The problem set for MetiTarski gradually grew from a few dozen problems suggested by Jeremy to a collection of hundreds drawn from various specialised handbooks of inequalities. The main problem set now stands at nearly 900, but thousands of other problems been generated in applications ranging from hybrid systems to floating-point algorithms. The vast majority are solved in under a second, and MetiTarski outputs a proof in its extended resolution calculus.
Continued fractions
After presenting the 2008 paper at CICM in Birmingham, I met Annie Cuyt, who stated that continued fractions would yield upper/lower bounds far superior than the ones I was using, which were mostly based on Taylor expansions. She referred me to her then recent Handbook of Continued Fractions and the associated library for the computer algebra system Maple.

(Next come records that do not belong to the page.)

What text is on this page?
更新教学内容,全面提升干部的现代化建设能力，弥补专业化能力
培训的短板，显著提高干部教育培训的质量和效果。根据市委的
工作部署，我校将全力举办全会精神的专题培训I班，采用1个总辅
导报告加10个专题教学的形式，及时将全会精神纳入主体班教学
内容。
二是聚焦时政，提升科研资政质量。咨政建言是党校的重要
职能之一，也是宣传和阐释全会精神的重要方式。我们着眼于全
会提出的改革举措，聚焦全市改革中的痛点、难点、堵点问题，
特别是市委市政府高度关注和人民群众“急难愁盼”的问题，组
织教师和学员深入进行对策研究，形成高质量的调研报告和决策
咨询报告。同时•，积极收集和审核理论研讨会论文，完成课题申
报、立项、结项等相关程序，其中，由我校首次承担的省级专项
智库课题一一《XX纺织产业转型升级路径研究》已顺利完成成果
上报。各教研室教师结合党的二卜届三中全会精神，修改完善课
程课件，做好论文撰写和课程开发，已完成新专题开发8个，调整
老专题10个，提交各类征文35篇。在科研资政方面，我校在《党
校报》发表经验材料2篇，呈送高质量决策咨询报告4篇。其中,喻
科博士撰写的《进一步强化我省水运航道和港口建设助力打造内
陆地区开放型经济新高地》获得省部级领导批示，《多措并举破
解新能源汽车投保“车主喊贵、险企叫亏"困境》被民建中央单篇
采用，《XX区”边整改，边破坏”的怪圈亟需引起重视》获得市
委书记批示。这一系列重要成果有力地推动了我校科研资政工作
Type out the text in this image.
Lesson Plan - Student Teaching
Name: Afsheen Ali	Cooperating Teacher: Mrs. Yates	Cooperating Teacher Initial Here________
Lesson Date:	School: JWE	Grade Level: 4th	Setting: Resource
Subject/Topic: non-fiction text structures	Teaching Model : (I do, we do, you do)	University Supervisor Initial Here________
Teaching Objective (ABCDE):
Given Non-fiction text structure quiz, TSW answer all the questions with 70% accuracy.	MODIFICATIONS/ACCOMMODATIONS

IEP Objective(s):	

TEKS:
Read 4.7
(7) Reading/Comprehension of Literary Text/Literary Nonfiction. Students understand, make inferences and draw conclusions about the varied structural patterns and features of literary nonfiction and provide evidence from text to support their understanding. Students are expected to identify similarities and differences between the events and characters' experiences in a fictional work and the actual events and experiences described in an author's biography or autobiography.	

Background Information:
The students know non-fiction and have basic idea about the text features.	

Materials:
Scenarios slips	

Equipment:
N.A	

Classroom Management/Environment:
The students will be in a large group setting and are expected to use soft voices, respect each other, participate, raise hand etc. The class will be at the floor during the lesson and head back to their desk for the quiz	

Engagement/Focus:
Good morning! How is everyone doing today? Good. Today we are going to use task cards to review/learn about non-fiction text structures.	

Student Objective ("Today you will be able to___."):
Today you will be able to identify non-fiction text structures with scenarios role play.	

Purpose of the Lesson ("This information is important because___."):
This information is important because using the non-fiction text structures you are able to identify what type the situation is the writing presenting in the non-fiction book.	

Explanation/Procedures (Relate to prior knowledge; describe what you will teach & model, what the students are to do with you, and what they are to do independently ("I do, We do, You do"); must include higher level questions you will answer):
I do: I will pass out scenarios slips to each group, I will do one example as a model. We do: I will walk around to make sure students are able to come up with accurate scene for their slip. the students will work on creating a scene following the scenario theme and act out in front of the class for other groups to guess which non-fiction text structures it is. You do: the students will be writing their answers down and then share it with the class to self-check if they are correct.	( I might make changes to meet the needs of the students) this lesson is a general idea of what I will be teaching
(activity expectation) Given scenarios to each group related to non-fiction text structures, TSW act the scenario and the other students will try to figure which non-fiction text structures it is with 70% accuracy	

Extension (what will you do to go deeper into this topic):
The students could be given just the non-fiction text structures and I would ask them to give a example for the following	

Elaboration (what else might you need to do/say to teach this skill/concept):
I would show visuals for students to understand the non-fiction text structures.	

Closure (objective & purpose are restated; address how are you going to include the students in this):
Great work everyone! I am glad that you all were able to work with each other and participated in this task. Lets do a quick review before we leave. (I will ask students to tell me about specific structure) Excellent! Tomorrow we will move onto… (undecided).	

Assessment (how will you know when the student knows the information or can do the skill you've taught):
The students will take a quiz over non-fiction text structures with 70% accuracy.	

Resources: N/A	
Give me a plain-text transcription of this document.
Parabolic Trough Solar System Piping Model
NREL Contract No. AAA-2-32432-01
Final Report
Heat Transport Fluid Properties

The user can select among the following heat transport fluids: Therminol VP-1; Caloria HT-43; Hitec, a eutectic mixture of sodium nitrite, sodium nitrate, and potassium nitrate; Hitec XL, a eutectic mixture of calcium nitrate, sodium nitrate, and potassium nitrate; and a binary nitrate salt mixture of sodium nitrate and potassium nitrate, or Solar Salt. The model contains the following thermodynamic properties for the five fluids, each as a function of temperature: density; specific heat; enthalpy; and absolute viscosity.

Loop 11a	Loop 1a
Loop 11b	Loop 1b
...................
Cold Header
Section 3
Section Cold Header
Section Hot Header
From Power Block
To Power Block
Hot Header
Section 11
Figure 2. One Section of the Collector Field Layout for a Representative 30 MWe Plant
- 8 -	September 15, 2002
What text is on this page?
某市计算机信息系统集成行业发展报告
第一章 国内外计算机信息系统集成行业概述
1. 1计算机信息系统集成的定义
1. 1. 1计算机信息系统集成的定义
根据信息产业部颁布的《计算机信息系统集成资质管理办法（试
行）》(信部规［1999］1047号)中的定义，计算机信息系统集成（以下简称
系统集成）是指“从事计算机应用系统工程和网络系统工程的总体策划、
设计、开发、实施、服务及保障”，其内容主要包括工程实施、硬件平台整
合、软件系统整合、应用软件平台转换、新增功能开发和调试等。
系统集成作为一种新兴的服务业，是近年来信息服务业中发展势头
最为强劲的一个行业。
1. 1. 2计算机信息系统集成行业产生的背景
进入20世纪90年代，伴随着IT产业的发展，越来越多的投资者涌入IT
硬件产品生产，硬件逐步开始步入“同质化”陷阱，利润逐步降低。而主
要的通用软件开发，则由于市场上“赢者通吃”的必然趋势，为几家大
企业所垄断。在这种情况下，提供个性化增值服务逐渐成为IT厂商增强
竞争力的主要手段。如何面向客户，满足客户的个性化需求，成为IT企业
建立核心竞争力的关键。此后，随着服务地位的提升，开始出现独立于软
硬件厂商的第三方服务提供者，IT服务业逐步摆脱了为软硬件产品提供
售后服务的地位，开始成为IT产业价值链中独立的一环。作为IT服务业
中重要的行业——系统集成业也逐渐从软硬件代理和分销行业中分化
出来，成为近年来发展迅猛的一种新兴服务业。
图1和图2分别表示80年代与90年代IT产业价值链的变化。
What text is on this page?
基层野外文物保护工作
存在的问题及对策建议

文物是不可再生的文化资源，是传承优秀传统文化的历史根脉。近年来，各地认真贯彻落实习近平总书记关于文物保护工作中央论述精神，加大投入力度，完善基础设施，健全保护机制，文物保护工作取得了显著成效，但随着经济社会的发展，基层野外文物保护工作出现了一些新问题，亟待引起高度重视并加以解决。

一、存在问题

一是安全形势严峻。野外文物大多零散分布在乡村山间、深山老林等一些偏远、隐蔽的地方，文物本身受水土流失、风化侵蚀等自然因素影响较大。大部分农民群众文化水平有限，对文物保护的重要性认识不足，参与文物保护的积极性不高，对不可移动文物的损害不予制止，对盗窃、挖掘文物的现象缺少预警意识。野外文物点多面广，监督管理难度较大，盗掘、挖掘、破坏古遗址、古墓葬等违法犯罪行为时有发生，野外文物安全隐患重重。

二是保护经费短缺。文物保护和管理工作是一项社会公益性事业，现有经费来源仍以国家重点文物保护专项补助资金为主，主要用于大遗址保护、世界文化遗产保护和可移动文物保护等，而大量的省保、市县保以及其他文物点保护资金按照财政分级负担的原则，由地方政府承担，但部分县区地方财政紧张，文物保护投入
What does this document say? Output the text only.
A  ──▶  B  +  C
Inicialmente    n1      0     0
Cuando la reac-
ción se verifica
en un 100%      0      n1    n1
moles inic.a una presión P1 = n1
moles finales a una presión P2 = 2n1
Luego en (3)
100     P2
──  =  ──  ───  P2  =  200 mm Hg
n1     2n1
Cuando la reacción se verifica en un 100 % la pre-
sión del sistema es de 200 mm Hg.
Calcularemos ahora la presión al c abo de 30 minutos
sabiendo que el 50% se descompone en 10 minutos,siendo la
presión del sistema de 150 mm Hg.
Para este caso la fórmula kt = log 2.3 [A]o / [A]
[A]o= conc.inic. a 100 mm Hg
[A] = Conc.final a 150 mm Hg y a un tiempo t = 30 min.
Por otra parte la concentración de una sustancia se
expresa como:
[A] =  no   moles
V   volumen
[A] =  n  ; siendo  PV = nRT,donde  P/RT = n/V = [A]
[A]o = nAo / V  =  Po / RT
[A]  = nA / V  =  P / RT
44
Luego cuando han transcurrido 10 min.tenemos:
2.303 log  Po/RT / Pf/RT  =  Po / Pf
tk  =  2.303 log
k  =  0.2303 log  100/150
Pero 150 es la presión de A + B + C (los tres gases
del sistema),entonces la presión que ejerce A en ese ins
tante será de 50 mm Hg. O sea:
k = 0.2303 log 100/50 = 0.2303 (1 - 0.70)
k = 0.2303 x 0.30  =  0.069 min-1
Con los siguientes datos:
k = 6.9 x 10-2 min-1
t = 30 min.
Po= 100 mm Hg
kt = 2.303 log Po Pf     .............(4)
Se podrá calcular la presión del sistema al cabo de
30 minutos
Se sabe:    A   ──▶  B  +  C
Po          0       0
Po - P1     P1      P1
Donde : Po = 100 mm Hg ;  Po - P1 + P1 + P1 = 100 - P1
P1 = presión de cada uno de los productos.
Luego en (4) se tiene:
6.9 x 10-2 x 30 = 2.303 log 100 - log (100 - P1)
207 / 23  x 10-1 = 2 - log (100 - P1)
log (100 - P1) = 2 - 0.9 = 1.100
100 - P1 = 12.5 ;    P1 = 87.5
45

She was right: continued fraction bounds turned out to be much better except for sines and cosines, for which Taylor series are best. The definitive paper on MetiTarski, published in 2010, presents the continued fraction bounds.
The Future?
I perhaps naïvely imagined that the capability to solve problems of the sort shown here would have numerous applications. There have been a few, but MetiTarski has definitely not caught on the way Isabelle has. Its most serious limitation perhaps is that only a few variables can be allowed. This limitation is caused by the RCF solvers; Mathematica and Z3 can be substituted for QEPCAD, each with their own benefits and drawbacks. I also had the idea of trying to integrate MetiTarski with Isabelle. I have verified all the upper and lower bounds using Isabelle. Nevertheless, integrating the two systems would involve an enormous amount of work, and the benefits would not be clear.
I still hope that somebody will find a terrific application of this technology.
Acknowledgement. My thanks to the EPSRC for funding this research. It’s a pity that this sort of research doesn’t seem to attract funding any more. And I’m grateful to my numerous colleagues who contributed so much.